Re: Clairvoyants, Realists, Burnouts, Snakes, and Profession
Wonderful! I will pass it on to my address book friends, too!
A little creative writing./
Some of us have been all of those depending on what time of day it is. YOu start the day as a professional and you work with that group of three kids and it goes well. THen it’s your planning period, only you can’t plan because you have an IEP meeting. THey told you about it yesterday because this kid just moved in from out of state and no, they don’t know where the paperwork is so you become the clairvoyant. (Consider the alternatives. MOst would result in using more time that doesn’t exist AND getting reamed out by your supervisor.) Then you dodge back into class where the aide’s been covering while you finished that meeting and you grit your teeth and think the thoughts of the Realist. You don’t like them. You fight the urge to stop thinking of creative ways to stretch that reality while you find a way to remediate four kids at the same time. You know if you keep working at it, it will at least be better than if you resigned to become a full-time Realist.
Lunch time, and you squeeze in a call to a parent and find yourself being a Snake because you are well aware that this parent wants waht you cannot give. (For the purposes of this story, it doesn’t even matter whether it’s what a kid needs or wehther it’s the kind of parent who really does make unreasonable demands.) If you’re going to give any of the other 29 kids on your caseload anything approaching what they need, you have to cut your losses here. Slither, slither. YOu don’t like the feel of your scales against the desk at all.

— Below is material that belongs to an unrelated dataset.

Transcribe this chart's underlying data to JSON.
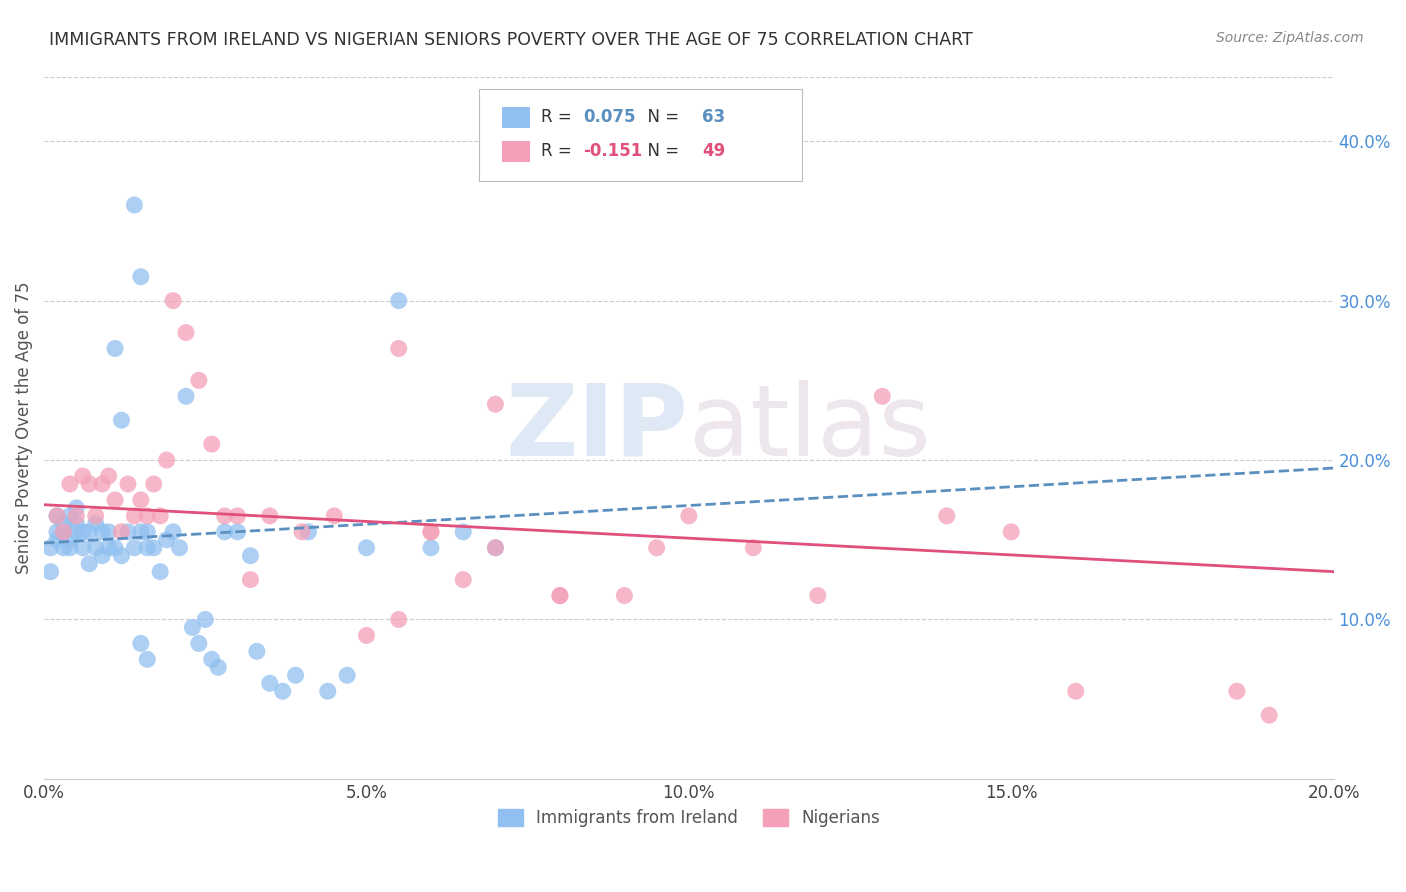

By afternoon you’re playing the Burnout role. There are two versions of this. The one described is really a “pre-burnout” role. YOu can’t try to be everything to everybody for but so long. But it is true — if you walk out the door, heaven only knows what will walk in. You know who else is in your department already! They aren’t even in the descriptions here — the Parasite and the Coddler. The one who really is putting in an appearance and doing what it takes to collect the paycheck and thinks this is a pretty good joke on society (but has some trouble looking in the mirror) and the one who thinks it’s a real mission to just watch over these poor kids, and those silly parents who actually want to push, push them are just pathetic folks in denial, and of course the Temp — who needs a job, any job, and this was open and even though s/he doesn’t have training, s/he’ll fake it because they need a warm body here.
But you manage, until that last class. Then you’ve become the other Burnout. You can’t quit — by now you’ve made enough mistakes that you don’t trust anybody to give you any kind of recommendation (though you’re probably wrong — they’ll do it to move you down the line!). You have to figure out just how to legally cover your backside… make those IEPs look like the real thing…
At 4:45 you toss a bunch of stuff into your bag (what you’ll be doing from 8 to 10 that night) and head home.
Tomorrow is another day~!
THANK YOU LJ…THIS WAS WONDERFUL! Now I know why we had such a terrible year last year…my son’s teacher was a clairvoyant, as she ‘knew’ him totally after 7 days in her class! Lucky for both of us, all signs tell my gut that we have a professional this year!
Could I reprint your post on another forum (www.dyslexiatalk.com)??? I would LOVE to put this in our “Parent Support — No Limits Sharing & Discussion” thread.
Thanks again, and may you have only “professionals” in your child’s future (unrealistic, but I like to wish BIG!)